Scandals and frauds result into risks and volatility in the economical sector of any country and ultimately people start fearing to invest in the stock markets. The Satyam scandal of 2009 depicted the various flaws and inaccuracies. Besides, the rules and measures were extremely deprecated because it did not meet the expectations (Timmons & Wassener, 2009). Therefore, following measures or policies are referable for avoiding future frauds or scams:

  • Corporate Governance- The requirement for an improvement in corporate governance is essential. Every company must adhere to the corporate governance standards that imply the Board to operate the company in a way investors are given maximum fondness. Duties and roles of top executives must be offered in a moral way and prior importance must be given during selection of these executives in public companies (Bhasin, 2013).
  • Investigation of inefficacies- It is observable that the scam of Satyam initially started on a small note but gradually it enhanced to a devastating level. Therefore, the discovery and removal of frauds are vital at their initial stages before it outrages the environment as a whole. Investigation is extremely necessary at each level so that problems, if any, become easily discoverable. Hence, companies must investigate their books and accounts if they fail to portray a true and fair view of its performance (Damodaran, 2009). Roles and responsibilities must be efficiently allocated so that the team can collectively work for the removal of inefficacies.


From the above discussion, it is observable that whether it is Lehman Brother scandal or Satyam Fraud, the profession continues to improve the feature so that auditors can track problems with simplicity.
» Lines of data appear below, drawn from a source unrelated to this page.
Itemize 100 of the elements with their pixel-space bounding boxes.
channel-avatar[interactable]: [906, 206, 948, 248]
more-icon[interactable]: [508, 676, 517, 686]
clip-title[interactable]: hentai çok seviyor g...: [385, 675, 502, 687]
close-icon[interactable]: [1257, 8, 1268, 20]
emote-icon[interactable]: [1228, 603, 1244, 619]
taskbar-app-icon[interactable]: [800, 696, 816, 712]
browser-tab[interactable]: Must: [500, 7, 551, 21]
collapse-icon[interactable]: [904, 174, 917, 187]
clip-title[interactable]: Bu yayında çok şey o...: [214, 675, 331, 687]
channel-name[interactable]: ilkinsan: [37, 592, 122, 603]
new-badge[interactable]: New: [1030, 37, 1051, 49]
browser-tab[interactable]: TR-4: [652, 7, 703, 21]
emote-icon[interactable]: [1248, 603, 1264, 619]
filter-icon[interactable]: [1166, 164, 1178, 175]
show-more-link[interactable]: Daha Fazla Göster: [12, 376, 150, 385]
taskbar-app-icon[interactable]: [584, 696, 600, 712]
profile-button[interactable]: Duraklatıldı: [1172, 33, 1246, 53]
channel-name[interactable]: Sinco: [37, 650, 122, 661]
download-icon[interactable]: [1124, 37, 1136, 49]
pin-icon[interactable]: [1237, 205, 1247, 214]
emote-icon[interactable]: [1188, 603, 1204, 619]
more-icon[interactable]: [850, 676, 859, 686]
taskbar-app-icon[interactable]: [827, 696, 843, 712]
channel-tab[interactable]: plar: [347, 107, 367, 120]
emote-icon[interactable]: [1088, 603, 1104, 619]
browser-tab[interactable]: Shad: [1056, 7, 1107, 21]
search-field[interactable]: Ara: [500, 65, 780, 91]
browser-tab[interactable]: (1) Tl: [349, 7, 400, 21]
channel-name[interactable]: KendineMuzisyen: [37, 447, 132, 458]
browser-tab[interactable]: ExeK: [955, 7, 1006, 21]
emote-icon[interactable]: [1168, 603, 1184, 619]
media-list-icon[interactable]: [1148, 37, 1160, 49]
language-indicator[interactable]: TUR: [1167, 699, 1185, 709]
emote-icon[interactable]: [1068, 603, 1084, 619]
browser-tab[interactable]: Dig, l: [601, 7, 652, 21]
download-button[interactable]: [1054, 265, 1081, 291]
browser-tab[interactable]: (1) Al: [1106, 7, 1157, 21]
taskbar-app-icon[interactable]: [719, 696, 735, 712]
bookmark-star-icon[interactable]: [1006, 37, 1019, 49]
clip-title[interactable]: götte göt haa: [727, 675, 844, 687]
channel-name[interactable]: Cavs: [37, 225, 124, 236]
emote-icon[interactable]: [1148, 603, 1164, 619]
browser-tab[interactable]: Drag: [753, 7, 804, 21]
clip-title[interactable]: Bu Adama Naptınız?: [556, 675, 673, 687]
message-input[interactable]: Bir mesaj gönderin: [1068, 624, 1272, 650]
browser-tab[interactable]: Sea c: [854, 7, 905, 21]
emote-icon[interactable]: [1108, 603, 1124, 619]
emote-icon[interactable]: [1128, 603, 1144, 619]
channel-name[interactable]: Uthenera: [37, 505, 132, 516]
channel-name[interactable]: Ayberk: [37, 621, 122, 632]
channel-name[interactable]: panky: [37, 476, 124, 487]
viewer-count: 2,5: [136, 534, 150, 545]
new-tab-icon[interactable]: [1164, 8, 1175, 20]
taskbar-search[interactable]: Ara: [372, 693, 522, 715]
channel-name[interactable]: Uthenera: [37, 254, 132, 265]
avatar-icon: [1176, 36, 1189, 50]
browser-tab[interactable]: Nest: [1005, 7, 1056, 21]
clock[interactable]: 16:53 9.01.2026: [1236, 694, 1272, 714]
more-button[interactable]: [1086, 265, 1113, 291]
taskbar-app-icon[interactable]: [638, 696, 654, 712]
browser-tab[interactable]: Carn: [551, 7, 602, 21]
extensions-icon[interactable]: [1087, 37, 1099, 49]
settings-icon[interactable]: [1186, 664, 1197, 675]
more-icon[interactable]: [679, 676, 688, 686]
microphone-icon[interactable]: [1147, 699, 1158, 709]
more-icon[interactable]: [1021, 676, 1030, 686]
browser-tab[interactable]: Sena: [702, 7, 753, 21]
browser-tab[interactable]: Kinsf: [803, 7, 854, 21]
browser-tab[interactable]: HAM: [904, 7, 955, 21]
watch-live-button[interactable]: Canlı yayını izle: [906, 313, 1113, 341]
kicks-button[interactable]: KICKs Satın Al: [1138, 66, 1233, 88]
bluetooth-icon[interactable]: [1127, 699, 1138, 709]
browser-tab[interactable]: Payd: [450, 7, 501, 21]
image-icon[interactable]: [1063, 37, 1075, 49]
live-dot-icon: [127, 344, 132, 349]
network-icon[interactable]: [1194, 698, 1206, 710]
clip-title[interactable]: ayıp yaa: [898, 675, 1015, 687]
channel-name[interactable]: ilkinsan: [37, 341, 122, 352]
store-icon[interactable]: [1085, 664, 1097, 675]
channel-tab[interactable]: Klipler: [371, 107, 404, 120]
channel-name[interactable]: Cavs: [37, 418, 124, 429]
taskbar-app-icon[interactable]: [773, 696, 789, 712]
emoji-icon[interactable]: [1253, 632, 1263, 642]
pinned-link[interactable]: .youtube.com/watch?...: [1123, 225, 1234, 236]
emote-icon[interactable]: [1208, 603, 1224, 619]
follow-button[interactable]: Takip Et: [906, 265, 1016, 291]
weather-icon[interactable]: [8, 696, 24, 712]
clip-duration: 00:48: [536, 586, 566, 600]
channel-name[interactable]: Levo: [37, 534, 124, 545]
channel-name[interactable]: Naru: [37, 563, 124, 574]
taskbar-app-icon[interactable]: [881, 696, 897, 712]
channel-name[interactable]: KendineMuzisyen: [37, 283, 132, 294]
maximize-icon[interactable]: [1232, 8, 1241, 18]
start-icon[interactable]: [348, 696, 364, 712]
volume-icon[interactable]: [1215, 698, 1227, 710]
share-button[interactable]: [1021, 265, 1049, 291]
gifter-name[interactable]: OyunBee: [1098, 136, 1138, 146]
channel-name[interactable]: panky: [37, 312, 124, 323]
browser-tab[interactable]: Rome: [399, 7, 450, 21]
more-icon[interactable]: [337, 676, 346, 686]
Due to these frauds, auditors’ role was extremely doubtful and came under investigation in ISA 240. It is the duty of auditors to offer an understanding that detection and prevention of frauds depends on the internal accounting measures and accounting policies of the management (Black, 2010). However, it is notable that these strategies can minimize the impact of fraud and not eliminate it. Furthermore, it is not the auditors who must be held liable for such detection and prevention of frauds in the financial statements. Despite that an audit took place, it is the duty of auditors to obtain appropriate evidence clarifying the fact that frauds or errors in financial statements have not generated and if it has, then the auditor must adopt corrective actions to prevent these frauds or errors. However, auditors encounter an unavoidable risk due to such frauds and errors still being found in the financial statements even if effective audit procedures take place (Gilbert et. al, 2005). After the introduction of ethical standards and corporate governance within a company, frauds and errors can be traced in a more effective way and the enhanced responsibilities of an auditor assists in achieving better results.